Skip any of these and you get parity with Puma at the same -t. Run the bench yourself: MODE=async DATABASE_URL=... PG_POOL_SIZE=200 bundle exec hyperion --async-io -t 5 bench/pg_concurrent.ru (in the hyperion-async-pg repo).

TLS + async-pg note (1.4.0+). TLS / HTTPS already runs each connection on a fiber under Async::Scheduler (the TLS path always uses start_async_loop for the ALPN handshake). As of 1.4.0, the post-handshake app.call for HTTP/1.1-over-TLS dispatches inline on the calling fiber by default — so fiber-cooperative libraries (hyperion-async-pg, async-redis) work on the TLS h1 path without needing --async-io. The Async-loop cost is already paid for the handshake; running the handler under the existing scheduler just preserves that context instead of stripping it on a thread-pool hop. h2 streams are always fiber-dispatched and benefit from async-pg without the flag.

Operators who specifically want TLS + threadpool dispatch (e.g. CPU-heavy handlers competing for OS threads, where you'd rather not pay fiber yields and want true OS-thread parallelism on a synchronous handler) can pass async_io: false in the config to force the pool branch back on. The three-way async_io setting:

  • nil (default): plain HTTP/1.1 → pool, TLS h1 → inline.
  • true: plain HTTP/1.1 → inline, TLS h1 → inline (force fiber dispatch everywhere; needed for hyperion-async-pg on plain HTTP).
  • false: plain HTTP/1.1 → pool, TLS h1 → pool (explicit opt-out for TLS+threadpool).

CPU-bound JSON workload

bench/work.ru — handler builds a 50-key fixture, JSON-encodes a fresh response per request (~8 KB body), processes a 6-cookie header chain. wrk -t4 -c200 -d15s, macOS arm64 / Ruby 3.3.3, 1.2.0:

r/s p99 tail vs Hyperion
Falcon --count 4 46,166 20.17 ms 24× worse
Hyperion -w 4 -t 5 43,924 824 µs
Puma -w 4 -t 5:5 36,383 166.30 ms (47 socket errors) 200× worse

1.21× Puma throughput, 200× lower p99. This is the gap that hides behind PG-round-trip noise on the DB bench.

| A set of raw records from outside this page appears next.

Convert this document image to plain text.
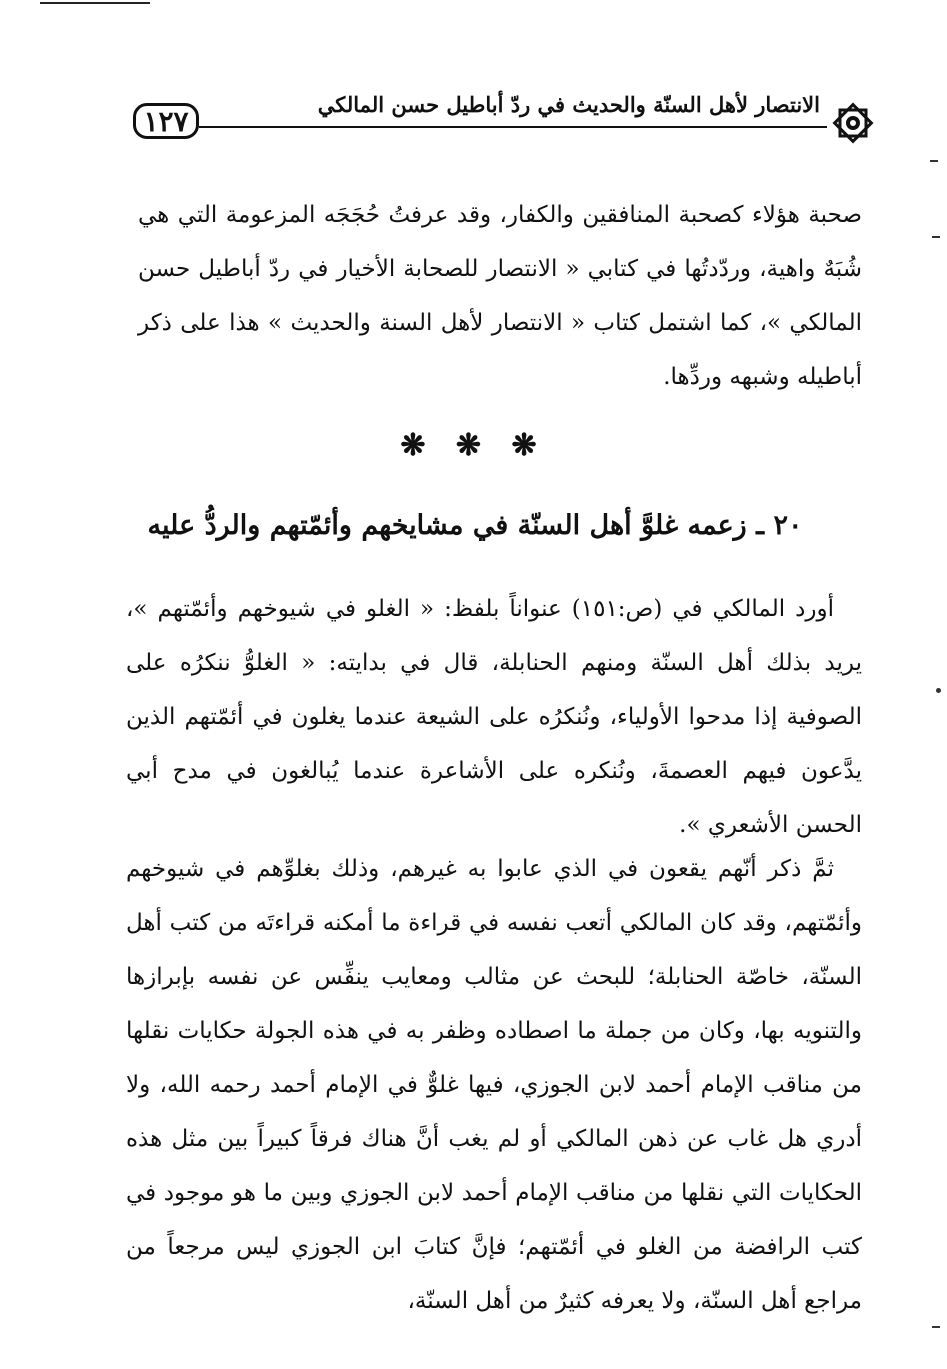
١٢٧	الانتصار لأهل السنّة والحديث في ردّ أباطيل حسن المالكي

صحبة هؤلاء كصحبة المنافقين والكفار، وقد عرفتُ حُجَجَه المزعومة التي هي شُبَهٌ واهية، وردّدتُها في كتابي « الانتصار للصحابة الأخيار في ردّ أباطيل حسن المالكي »، كما اشتمل كتاب « الانتصار لأهل السنة والحديث » هذا على ذكر أباطيله وشبهه وردِّها.

❋ ❋ ❋
٢٠ ـ زعمه غلوَّ أهل السنّة في مشايخهم وأئمّتهم والردُّ عليه

أورد المالكي في (ص:١٥١) عنواناً بلفظ: « الغلو في شيوخهم وأئمّتهم »، يريد بذلك أهل السنّة ومنهم الحنابلة، قال في بدايته: « الغلوُّ ننكرُه على الصوفية إذا مدحوا الأولياء، ونُنكرُه على الشيعة عندما يغلون في أئمّتهم الذين يدَّعون فيهم العصمةَ، ونُنكره على الأشاعرة عندما يُبالغون في مدح أبي الحسن الأشعري ».

ثمَّ ذكر أنّهم يقعون في الذي عابوا به غيرهم، وذلك بغلوِّهم في شيوخهم وأئمّتهم، وقد كان المالكي أتعب نفسه في قراءة ما أمكنه قراءتَه من كتب أهل السنّة، خاصّة الحنابلة؛ للبحث عن مثالب ومعايب ينفِّس عن نفسه بإبرازها والتنويه بها، وكان من جملة ما اصطاده وظفر به في هذه الجولة حكايات نقلها من مناقب الإمام أحمد لابن الجوزي، فيها غلوٌّ في الإمام أحمد رحمه الله، ولا أدري هل غاب عن ذهن المالكي أو لم يغب أنَّ هناك فرقاً كبيراً بين مثل هذه الحكايات التي نقلها من مناقب الإمام أحمد لابن الجوزي وبين ما هو موجود في كتب الرافضة من الغلو في أئمّتهم؛ فإنَّ كتابَ ابن الجوزي ليس مرجعاً من مراجع أهل السنّة، ولا يعرفه كثيرٌ من أهل السنّة،
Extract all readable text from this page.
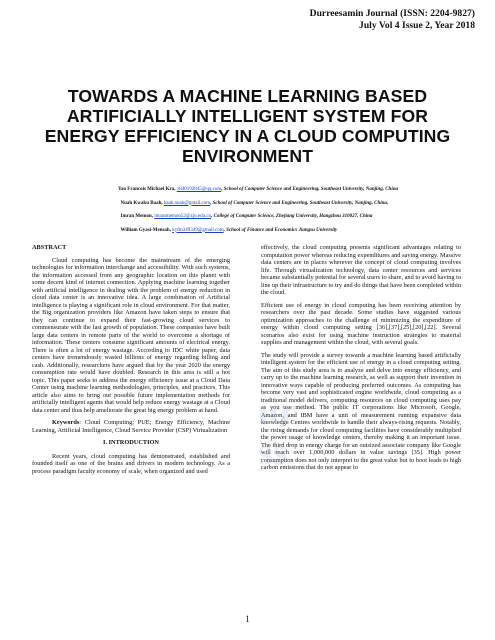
Durreesamin Journal (ISSN: 2204-9827)
July Vol 4 Issue 2, Year 2018
TOWARDS A MACHINE LEARNING BASED ARTIFICIALLY INTELLIGENT SYSTEM FOR ENERGY EFFICIENCY IN A CLOUD COMPUTING ENVIRONMENT
Yao Francois Michael Kra, 1840192845@qq.com, School of Computer Science and Engineering, Southeast University, Nanjing, China
Nuah Kwaku Baah, baah.nuah@gmail.com, School of Computer Science and Engineering, Southeast University, Nanjing, China,
Imran Memon, imranmemon52@zju.edu.cn, College of Computer Science, Zhejiang University, Hangzhou 310027, China
William Gyasi-Mensah, kyfm349349@gmail.com, School of Finance and Economics Jiangsu University

ABSTRACT

Cloud computing has become the mainstream of the emerging technologies for information interchange and accessibility. With such systems, the information accessed from any geographic location on this planet with some decent kind of internet connection. Applying machine learning together with artificial intelligence in dealing with the problem of energy reduction in cloud data center is an innovative idea. A large combination of Artificial intelligence is playing a significant role in cloud environment. For that matter, the Big organization providers like Amazon have taken steps to ensure that they can continue to expand their fast-growing cloud services to commensurate with the fast growth of population. These companies have built large data centers in remote parts of the world to overcome a shortage of information. These centers consume significant amounts of electrical energy. There is often a lot of energy wastage. According to IDC white paper, data centers have tremendously wasted billions of energy regarding billing and cash. Additionally, researchers have argued that by the year 2020 the energy consumption rate would have doubled. Research in this area is still a hot topic. This paper seeks to address the energy efficiency issue at a Cloud Data Center using machine learning methodologies, principles, and practices. This article also aims to bring out possible future implementation methods for artificially intelligent agents that would help reduce energy wastage at a Cloud data center and thus help ameliorate the great big energy problem at hand.

Keywords: Cloud Computing; PUE; Energy Efficiency, Machine Learning, Artificial Intelligence, Cloud Service Provider (CSP) Virtualization

I. INTRODUCTION

Recent years, cloud computing has demonstrated, established and founded itself as one of the brains and drivers in modern technology. As a process paradigm faculty economy of scale, when organized and used

effectively, the cloud computing presents significant advantages relating to computation power whereas reducing expenditures and saving energy. Massive data centers are in places wherever the concept of cloud computing involves life. Through virtualization technology, data center resources and services became substantially potential for several users to share, and to avoid having to line up their infrastructure to try and do things that have been completed within the cloud.

Efficient use of energy in cloud computing has been receiving attention by researchers over the past decade. Some studies have suggested various optimization approaches to the challenge of minimizing the expenditure of energy within cloud computing setting [36],[37],[25],[20],[22]. Several scenarios also exist for using machine instruction strategies to material supplies and management within the cloud, with several goals.

The study will provide a survey towards a machine learning based artificially intelligent system for the efficient use of energy in a cloud computing setting. The aim of this study area is to analyze and delve into energy efficiency, and carry up to the machine learning research, as well as support their invention in innovative ways capable of producing preferred outcomes. As computing has become very vast and sophisticated engine worldwide, cloud computing as a traditional model delivers, computing resources on cloud computing uses pay as you use method. The public IT corporations like Microsoft, Google, Amazon, and IBM have a unit of measurement running expansive data knowledge Centres worldwide to handle their always-rising requests. Notably, the rising demands for cloud computing facilities have considerably multiplied the power usage of knowledge centers, thereby making it an important issue. The third drop in energy charge for an outsized associate company like Google will reach over 1,000,000 dollars in value savings [35]. High power consumption does not only interpret to the great value but to boot leads to high carbon emissions that do not appear to

ur
ss
1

Hyperion's per-request CPU savings (lock-free per-thread metrics, frozen header keys in the Rack adapter, C-ext response head builder, cached iso8601 timestamps, cached HTTP Date header) land on the wire when the workload is CPU-bound. Falcon edges us 5% on raw r/s but with 24× worse tail — a different tradeoff curve. Reproduce: bundle exec bin/hyperion -w 4 -t 5 -p 9292 bench/work.ru.

Real Rails 8.1 app (single worker, parity threads -t 16)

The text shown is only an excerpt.